An unwarranted faith and an air of infallibility of automated systems. When I program something to automate a process, I test it thoroughly before deployment, making sure that it works as advertised. After that, I wash my hands off the program. The reason why I automated it in the first place was because I didn’t want the process to be as involved as it was. If I was going to have to be looking over the program’s shoulder (i.e. if it had one) it’d defeat the purpose of automation, wouldn’t it? So I trust the system to work, and expect it to work until I know of changes that might break it.
I’m not sure about other developers but I find that I tend to place a lot of trust on automated systems because of the “no manual intervention” aspect of automated systems. I find that most data discrepencies occur because of data-entry or procedural errors (i.e. missing out an action or doing things in the wrong order). As mentioned previously, when I automate something I do a lot of checks to make sure everything’s working correctly as at the time of deployment. After that though, anything goes. And even though I do carry out the occasional random check, they are random and may not occur for a long time after things have gone awry.
Forgetting that things can and do go wrong is one mistake we may make in designing systems. Expecting things to eventually go wrong and what to do about it when it does is one way we can protect ourselves against such occurences, helping us to mitigate the risk of large negative consequences when things do go wrong.
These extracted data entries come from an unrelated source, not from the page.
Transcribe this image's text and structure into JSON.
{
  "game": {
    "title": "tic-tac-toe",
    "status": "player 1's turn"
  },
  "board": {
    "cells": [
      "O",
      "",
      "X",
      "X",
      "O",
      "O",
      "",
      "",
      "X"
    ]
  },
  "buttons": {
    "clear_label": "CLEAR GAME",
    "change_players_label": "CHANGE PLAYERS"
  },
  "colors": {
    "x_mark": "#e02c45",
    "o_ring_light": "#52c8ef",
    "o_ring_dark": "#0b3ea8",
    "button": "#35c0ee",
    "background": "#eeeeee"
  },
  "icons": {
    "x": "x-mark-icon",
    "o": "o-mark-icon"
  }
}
Take for instance the example mentioned before of the additional sales region in the reporting system. One way we could protect ourselves against the using of the wrong data while enjoying the benefits of an automated system would be to create a “checksum” of sorts (used to ensure the integrity of the data after transmission or storage), where we check the sum of the total sales number against the sum of the individual sales numbers. If there’s a discrepency, perhaps because of a missing or additional region, we flag it out and prevent its distribution.
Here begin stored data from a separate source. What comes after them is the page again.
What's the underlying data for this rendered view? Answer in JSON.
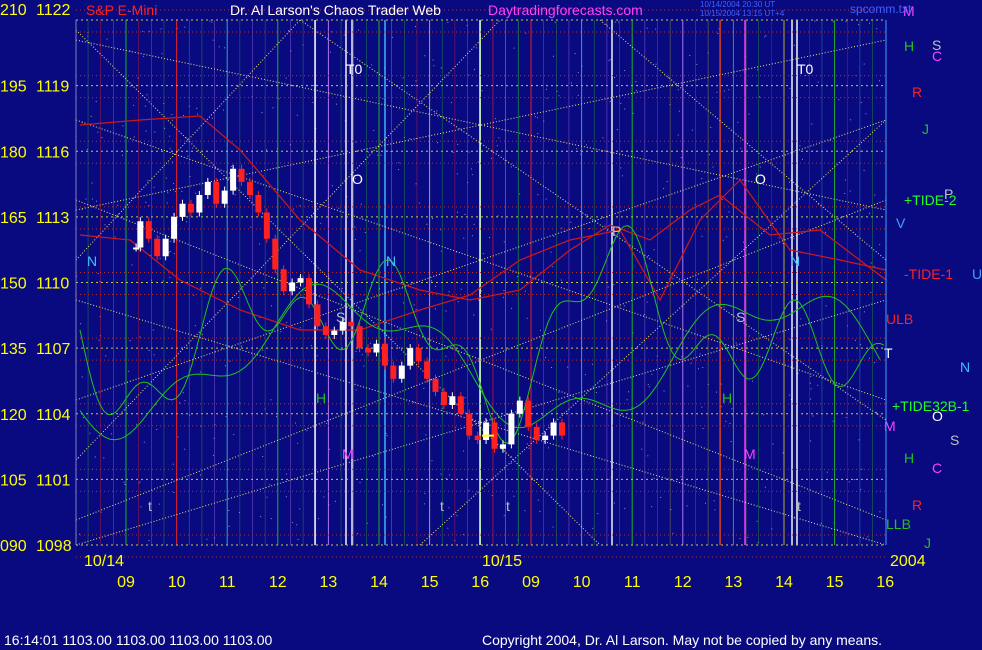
{
  "header": {
    "instrument": "S&P E-Mini",
    "title": "Dr. Al Larson's Chaos Trader Web",
    "site": "Daytradingforecasts.com",
    "file": "spcomm.txt",
    "stamp1": "10/14/2004 20:30 UT",
    "stamp2": "10/15/2004 13:15 UT+4"
  },
  "footer": {
    "quote": "16:14:01  1103.00 1103.00 1103.00 1103.00",
    "copyright": "Copyright 2004, Dr. Al Larson. May not be copied by any means."
  },
  "colors": {
    "background": "#0a0a80",
    "price_up": "#ffffff",
    "price_down": "#ff2020",
    "wave": "#20c020",
    "envelope": "#d01818",
    "diag": "#e8e870",
    "axis_text": "#ffff00"
  },
  "chart_data": {
    "type": "candlestick",
    "y_left_outer": [
      "210",
      "195",
      "180",
      "165",
      "150",
      "135",
      "120",
      "105",
      "090"
    ],
    "y_left_inner": [
      "1122",
      "1119",
      "1116",
      "1113",
      "1110",
      "1107",
      "1104",
      "1101",
      "1098"
    ],
    "ylim": [
      1098,
      1122
    ],
    "date_labels": [
      "10/14",
      "10/15",
      "2004"
    ],
    "hour_ticks": [
      "09",
      "10",
      "11",
      "12",
      "13",
      "14",
      "15",
      "16",
      "09",
      "10",
      "11",
      "12",
      "13",
      "14",
      "15",
      "16"
    ],
    "right_labels": [
      {
        "text": "M",
        "color": "#ff40ff"
      },
      {
        "text": "S",
        "color": "#c0c0c0"
      },
      {
        "text": "H",
        "color": "#20c020"
      },
      {
        "text": "C",
        "color": "#ff40ff"
      },
      {
        "text": "R",
        "color": "#ff2020"
      },
      {
        "text": "J",
        "color": "#20c020"
      },
      {
        "text": "+TIDE-2",
        "color": "#20ff20"
      },
      {
        "text": "P",
        "color": "#c0c0c0"
      },
      {
        "text": "V",
        "color": "#40a0ff"
      },
      {
        "text": "-TIDE-1",
        "color": "#ff2020"
      },
      {
        "text": "U",
        "color": "#40a0ff"
      },
      {
        "text": "ULB",
        "color": "#ff2020"
      },
      {
        "text": "T",
        "color": "#ffffff"
      },
      {
        "text": "N",
        "color": "#40c0ff"
      },
      {
        "text": "+TIDE32B-1",
        "color": "#20ff20"
      },
      {
        "text": "M",
        "color": "#ff40ff"
      },
      {
        "text": "O",
        "color": "#ffffff"
      },
      {
        "text": "S",
        "color": "#c0c0c0"
      },
      {
        "text": "H",
        "color": "#20c020"
      },
      {
        "text": "C",
        "color": "#ff40ff"
      },
      {
        "text": "R",
        "color": "#ff2020"
      },
      {
        "text": "LLB",
        "color": "#20c020"
      },
      {
        "text": "J",
        "color": "#20c020"
      }
    ],
    "in_chart_labels": [
      {
        "text": "T0",
        "color": "#ffffff"
      },
      {
        "text": "T0",
        "color": "#ffffff"
      },
      {
        "text": "O",
        "color": "#ffffff"
      },
      {
        "text": "O",
        "color": "#ffffff"
      },
      {
        "text": "N",
        "color": "#40c0ff"
      },
      {
        "text": "N",
        "color": "#40c0ff"
      },
      {
        "text": "N",
        "color": "#40c0ff"
      },
      {
        "text": "P",
        "color": "#c0c0c0"
      },
      {
        "text": "S",
        "color": "#c0c0c0"
      },
      {
        "text": "S",
        "color": "#c0c0c0"
      },
      {
        "text": "H",
        "color": "#20c020"
      },
      {
        "text": "H",
        "color": "#20c020"
      },
      {
        "text": "M",
        "color": "#ff40ff"
      },
      {
        "text": "M",
        "color": "#ff40ff"
      },
      {
        "text": "t",
        "color": "#c0c0c0"
      },
      {
        "text": "t",
        "color": "#c0c0c0"
      },
      {
        "text": "t",
        "color": "#c0c0c0"
      },
      {
        "text": "t",
        "color": "#c0c0c0"
      }
    ],
    "price_series": [
      [
        "09:30",
        1111.6
      ],
      [
        "09:35",
        1112.8
      ],
      [
        "09:45",
        1112.0
      ],
      [
        "09:55",
        1111.2
      ],
      [
        "10:05",
        1112.0
      ],
      [
        "10:15",
        1113.0
      ],
      [
        "10:25",
        1113.6
      ],
      [
        "10:35",
        1113.2
      ],
      [
        "10:45",
        1114.0
      ],
      [
        "10:55",
        1114.6
      ],
      [
        "11:05",
        1113.6
      ],
      [
        "11:15",
        1114.2
      ],
      [
        "11:25",
        1115.2
      ],
      [
        "11:35",
        1114.6
      ],
      [
        "11:45",
        1114.0
      ],
      [
        "11:55",
        1113.2
      ],
      [
        "12:05",
        1112.0
      ],
      [
        "12:15",
        1110.6
      ],
      [
        "12:25",
        1109.6
      ],
      [
        "12:35",
        1110.0
      ],
      [
        "12:45",
        1110.2
      ],
      [
        "12:55",
        1109.0
      ],
      [
        "13:05",
        1108.0
      ],
      [
        "13:15",
        1107.6
      ],
      [
        "13:25",
        1107.8
      ],
      [
        "13:35",
        1108.2
      ],
      [
        "13:45",
        1108.0
      ],
      [
        "13:55",
        1107.0
      ],
      [
        "14:05",
        1106.8
      ],
      [
        "14:15",
        1107.2
      ],
      [
        "14:25",
        1106.2
      ],
      [
        "14:35",
        1105.6
      ],
      [
        "14:45",
        1106.2
      ],
      [
        "14:55",
        1107.0
      ],
      [
        "15:05",
        1106.4
      ],
      [
        "15:15",
        1105.6
      ],
      [
        "15:25",
        1105.0
      ],
      [
        "15:35",
        1104.4
      ],
      [
        "15:45",
        1104.8
      ],
      [
        "15:55",
        1104.0
      ],
      [
        "16:05",
        1103.0
      ],
      [
        "16:15",
        1102.8
      ],
      [
        "16:25",
        1103.6
      ],
      [
        "16:35",
        1102.4
      ],
      [
        "16:45",
        1102.6
      ],
      [
        "16:55",
        1104.0
      ],
      [
        "17:05",
        1104.6
      ],
      [
        "17:15",
        1103.4
      ],
      [
        "17:25",
        1102.8
      ],
      [
        "17:35",
        1103.0
      ],
      [
        "17:45",
        1103.6
      ],
      [
        "17:55",
        1103.0
      ]
    ],
    "last_price": 1103.0
  }
}
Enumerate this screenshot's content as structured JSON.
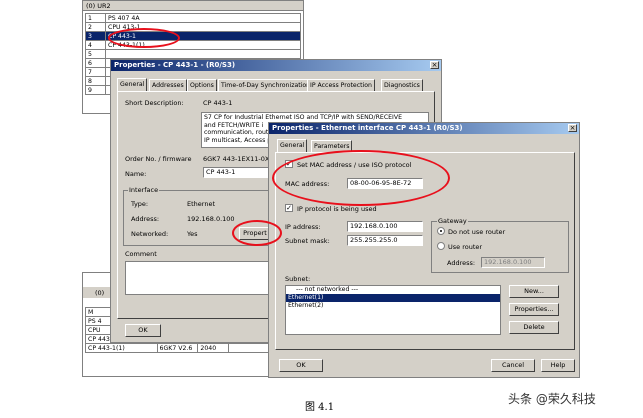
{
  "rack": {
    "title": "(0) UR2",
    "rows": [
      {
        "slot": "1",
        "name": "PS 407 4A"
      },
      {
        "slot": "2",
        "name": "CPU 413-1"
      },
      {
        "slot": "3",
        "name": "CP 443-1"
      },
      {
        "slot": "4",
        "name": "CP 443-1(1)"
      },
      {
        "slot": "5",
        "name": ""
      },
      {
        "slot": "6",
        "name": ""
      },
      {
        "slot": "7",
        "name": ""
      },
      {
        "slot": "8",
        "name": ""
      },
      {
        "slot": "9",
        "name": ""
      }
    ]
  },
  "rack2": {
    "title": "(0)",
    "rows": [
      {
        "c1": "M",
        "c2": "",
        "c3": "",
        "c4": ""
      },
      {
        "c1": "PS 4",
        "c2": "",
        "c3": "",
        "c4": ""
      },
      {
        "c1": "CPU",
        "c2": "",
        "c3": "",
        "c4": ""
      },
      {
        "c1": "CP 443-1",
        "c2": "",
        "c3": "",
        "c4": ""
      },
      {
        "c1": "CP 443-1(1)",
        "c2": "6GK7 V2.6",
        "c3": "2040",
        "c4": ""
      }
    ]
  },
  "props": {
    "title": "Properties - CP 443-1 - (R0/S3)",
    "tabs": [
      "General",
      "Addresses",
      "Options",
      "Time-of-Day Synchronization",
      "IP Access Protection",
      "Diagnostics"
    ],
    "short_desc_label": "Short Description:",
    "short_desc_value": "CP 443-1",
    "desc_lines": [
      "S7 CP for Industrial Ethernet ISO and TCP/IP  with SEND/RECEIVE",
      "and FETCH/WRITE i",
      "communication, routin",
      "IP multicast, Access p"
    ],
    "order_label": "Order No. / firmware",
    "order_value": "6GK7 443-1EX11-0XE",
    "name_label": "Name:",
    "name_value": "CP 443-1",
    "interface_label": "Interface",
    "type_label": "Type:",
    "type_value": "Ethernet",
    "address_label": "Address:",
    "address_value": "192.168.0.100",
    "networked_label": "Networked:",
    "networked_value": "Yes",
    "properties_btn": "Propert",
    "comment_label": "Comment",
    "ok": "OK"
  },
  "eth": {
    "title": "Properties - Ethernet interface  CP 443-1 (R0/S3)",
    "tabs": [
      "General",
      "Parameters"
    ],
    "set_mac_label": "Set MAC address / use ISO protocol",
    "mac_label": "MAC address:",
    "mac_value": "08-00-06-95-8E-72",
    "ip_used_label": "IP protocol is being used",
    "ip_label": "IP address:",
    "ip_value": "192.168.0.100",
    "mask_label": "Subnet mask:",
    "mask_value": "255.255.255.0",
    "gateway_label": "Gateway",
    "no_router_label": "Do not use router",
    "use_router_label": "Use router",
    "gw_address_label": "Address:",
    "gw_address_value": "192.168.0.100",
    "subnet_label": "Subnet:",
    "subnets": [
      "--- not networked ---",
      "Ethernet(1)",
      "Ethernet(2)"
    ],
    "new_btn": "New...",
    "properties_btn": "Properties...",
    "delete_btn": "Delete",
    "ok": "OK",
    "cancel": "Cancel",
    "help": "Help"
  },
  "caption": "图 4.1",
  "watermark": "头条 @荣久科技",
  "colors": {
    "highlight": "#0a246a",
    "annotation": "#e8101c"
  }
}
Creating great automated systems doesn’t necessarily entail making things as efficient as possible, even though efficiency might be the main benefit you were seeking in the first place. A highly efficient system that’s prone to error (and worse, errors you’re not aware of – the unknown unknowns) is worse than having no automated system at all. With such a system, you’d just be doing the wrong thing faster (like great management without an accomanying talent for leadership/vision!)
Having a system that can withstand shocks (one that’s “robust”), and recover stronger than before (one that’s “antifragile”) after they happen is the best system you can hope to have. Adding (some) redundancy for contingency and keeping in mind that even the best systems can fail is the key to protecting ourselves against the errors that happen. And they will happen. So, how antifragile’s your system?